As we move closer to the cross of Christ, Jesus' story becomes far more personal. We're invited to not just read the text from a distance, as a narrative; instead, we're called to enter the story. For example, in the Gospel of John, we're invited to follow along with the 'unnamed disciple' as they move through Jesus' passion.
This means that we get to reflect on what it means to be both human and a follower of Jesus.
Lent confronts us with our limitations and frailty. In Lent, we say we believe and know, but we don't completely. Lent confronts us with the ideal which we strive for and the reality of how we live. In Lent, we're asked: Aren't you one of his followers? And we're pressed to respond.
Lent challenges our notions of power and where it comes from. Lent holds up kindness, compassion, and generosity — weak by the world's standards, but powerful by Christ's — pushing us to testify to whose kingdom we pledge allegiance. Lent forces us to look at how we participate in injustices in the world around us. Are we complicit? Are we speaking up, or speaking out? Why or why not? Lent asks us: when Jesus is hung on the cross, where are we? Are we present to suffering? Have we hidden from horror? Do we weep with those who weep? Might we sit with those in power and privilege?

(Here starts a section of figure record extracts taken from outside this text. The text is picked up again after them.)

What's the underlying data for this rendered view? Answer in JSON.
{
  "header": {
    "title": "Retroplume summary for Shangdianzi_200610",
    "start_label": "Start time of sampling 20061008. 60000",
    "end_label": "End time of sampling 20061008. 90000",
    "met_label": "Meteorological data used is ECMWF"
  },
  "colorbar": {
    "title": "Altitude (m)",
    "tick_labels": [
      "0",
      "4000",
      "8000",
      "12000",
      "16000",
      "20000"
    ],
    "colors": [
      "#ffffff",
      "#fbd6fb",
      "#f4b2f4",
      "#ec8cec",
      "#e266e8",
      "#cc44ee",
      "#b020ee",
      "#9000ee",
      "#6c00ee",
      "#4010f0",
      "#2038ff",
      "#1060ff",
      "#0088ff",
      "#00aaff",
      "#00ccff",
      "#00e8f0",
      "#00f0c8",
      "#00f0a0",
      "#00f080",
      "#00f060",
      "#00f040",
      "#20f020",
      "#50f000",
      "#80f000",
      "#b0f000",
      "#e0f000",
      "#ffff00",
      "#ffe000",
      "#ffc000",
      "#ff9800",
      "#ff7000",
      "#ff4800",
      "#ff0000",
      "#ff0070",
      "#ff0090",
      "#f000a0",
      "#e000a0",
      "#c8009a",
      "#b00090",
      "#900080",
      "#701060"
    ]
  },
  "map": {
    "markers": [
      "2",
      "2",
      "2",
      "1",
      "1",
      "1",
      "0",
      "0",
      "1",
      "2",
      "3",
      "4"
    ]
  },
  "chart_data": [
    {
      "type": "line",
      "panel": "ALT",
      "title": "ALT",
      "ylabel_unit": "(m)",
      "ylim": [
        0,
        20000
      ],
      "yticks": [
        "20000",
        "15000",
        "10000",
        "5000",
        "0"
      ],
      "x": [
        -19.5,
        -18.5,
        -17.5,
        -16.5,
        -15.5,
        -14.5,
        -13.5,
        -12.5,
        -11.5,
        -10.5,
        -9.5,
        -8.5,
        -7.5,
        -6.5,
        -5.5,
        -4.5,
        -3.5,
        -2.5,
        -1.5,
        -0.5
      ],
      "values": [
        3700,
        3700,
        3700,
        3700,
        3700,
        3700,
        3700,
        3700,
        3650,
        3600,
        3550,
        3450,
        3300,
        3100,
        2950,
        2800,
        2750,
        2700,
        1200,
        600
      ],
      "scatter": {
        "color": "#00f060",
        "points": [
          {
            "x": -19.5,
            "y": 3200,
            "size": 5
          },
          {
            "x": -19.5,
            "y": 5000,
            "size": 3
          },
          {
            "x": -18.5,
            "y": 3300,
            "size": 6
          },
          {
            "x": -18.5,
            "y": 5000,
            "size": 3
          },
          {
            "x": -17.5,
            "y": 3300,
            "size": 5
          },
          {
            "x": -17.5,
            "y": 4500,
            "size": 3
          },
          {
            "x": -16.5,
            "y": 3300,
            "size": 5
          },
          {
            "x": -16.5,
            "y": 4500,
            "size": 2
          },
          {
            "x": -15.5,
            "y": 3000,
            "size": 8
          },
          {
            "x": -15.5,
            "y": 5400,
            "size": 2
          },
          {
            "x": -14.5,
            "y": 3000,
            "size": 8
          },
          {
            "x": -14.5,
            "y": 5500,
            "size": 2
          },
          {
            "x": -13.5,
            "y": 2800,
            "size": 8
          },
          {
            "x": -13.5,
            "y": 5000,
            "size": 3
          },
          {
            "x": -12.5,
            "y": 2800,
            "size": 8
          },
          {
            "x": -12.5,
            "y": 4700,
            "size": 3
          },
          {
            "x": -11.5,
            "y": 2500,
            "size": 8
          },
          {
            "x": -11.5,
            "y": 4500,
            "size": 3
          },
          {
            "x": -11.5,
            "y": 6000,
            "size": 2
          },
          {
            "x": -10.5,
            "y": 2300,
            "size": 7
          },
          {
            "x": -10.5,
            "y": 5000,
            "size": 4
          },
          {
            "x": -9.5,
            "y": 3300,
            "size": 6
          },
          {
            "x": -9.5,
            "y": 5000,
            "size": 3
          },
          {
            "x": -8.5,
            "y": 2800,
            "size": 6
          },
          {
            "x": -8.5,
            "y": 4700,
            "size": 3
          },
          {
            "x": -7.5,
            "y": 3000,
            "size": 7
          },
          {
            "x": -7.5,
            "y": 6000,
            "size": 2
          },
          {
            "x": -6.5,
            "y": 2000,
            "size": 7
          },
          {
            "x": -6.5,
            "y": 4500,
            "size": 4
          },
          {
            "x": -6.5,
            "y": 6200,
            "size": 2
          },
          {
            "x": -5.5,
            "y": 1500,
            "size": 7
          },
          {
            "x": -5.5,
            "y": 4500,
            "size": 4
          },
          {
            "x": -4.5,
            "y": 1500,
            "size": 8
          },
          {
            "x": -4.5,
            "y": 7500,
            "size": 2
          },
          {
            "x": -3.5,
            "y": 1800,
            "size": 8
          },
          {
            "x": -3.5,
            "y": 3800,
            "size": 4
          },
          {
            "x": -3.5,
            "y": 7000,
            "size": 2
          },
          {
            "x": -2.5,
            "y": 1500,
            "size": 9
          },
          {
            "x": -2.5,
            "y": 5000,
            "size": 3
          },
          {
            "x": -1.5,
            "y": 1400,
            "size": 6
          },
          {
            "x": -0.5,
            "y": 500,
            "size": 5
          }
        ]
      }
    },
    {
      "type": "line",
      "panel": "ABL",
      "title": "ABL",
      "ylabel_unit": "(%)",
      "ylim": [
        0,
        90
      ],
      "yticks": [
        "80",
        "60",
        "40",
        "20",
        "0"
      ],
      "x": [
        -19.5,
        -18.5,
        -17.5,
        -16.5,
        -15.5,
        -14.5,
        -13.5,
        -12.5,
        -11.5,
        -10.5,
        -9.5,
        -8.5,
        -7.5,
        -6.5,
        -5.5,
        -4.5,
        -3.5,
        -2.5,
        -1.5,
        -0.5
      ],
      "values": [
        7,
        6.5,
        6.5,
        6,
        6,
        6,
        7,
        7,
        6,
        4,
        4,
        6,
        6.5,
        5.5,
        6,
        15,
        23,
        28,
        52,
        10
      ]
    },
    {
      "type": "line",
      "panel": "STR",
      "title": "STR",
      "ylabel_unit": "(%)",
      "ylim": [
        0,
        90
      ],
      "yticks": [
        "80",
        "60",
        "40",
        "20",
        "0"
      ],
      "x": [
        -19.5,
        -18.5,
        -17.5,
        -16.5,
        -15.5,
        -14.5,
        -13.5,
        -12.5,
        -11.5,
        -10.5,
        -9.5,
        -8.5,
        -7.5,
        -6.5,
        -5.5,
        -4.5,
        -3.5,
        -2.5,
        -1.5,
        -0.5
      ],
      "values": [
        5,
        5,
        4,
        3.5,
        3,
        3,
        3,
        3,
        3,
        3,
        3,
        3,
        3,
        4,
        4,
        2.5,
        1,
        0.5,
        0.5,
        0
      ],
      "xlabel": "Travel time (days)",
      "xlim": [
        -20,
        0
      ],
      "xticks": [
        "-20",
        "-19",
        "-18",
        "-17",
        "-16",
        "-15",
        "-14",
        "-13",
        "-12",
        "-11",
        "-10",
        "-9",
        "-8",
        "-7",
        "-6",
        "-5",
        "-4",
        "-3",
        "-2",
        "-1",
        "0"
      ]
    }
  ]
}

Again, I've appreciated how we're working our way slowly to the cross, not moving to it in one week, but stretching out a week to a whole season. In this way, we're given space to consider our place in the story. We're given the opportunity to wrestle with, to struggle with, to reconcile, perhaps, the dissonance which we live with.
Lent ends, not with the celebration of Easter, rather with the death of Christ on the cross. Lent ends at the lowest point for the journey of the faithful, with Jesus dead and the disciples scattered. This is the final challenge of Lent: to confront our own mortality, not in the sense of "where am I going after I die," but rather to face the reality that, "I am going to die." And while we know, with the gift of very long hindsight, that death is not the end, it's still a gift to be able to face these facets of our lives on an annual basis.
For this, I am truly grateful for Lent.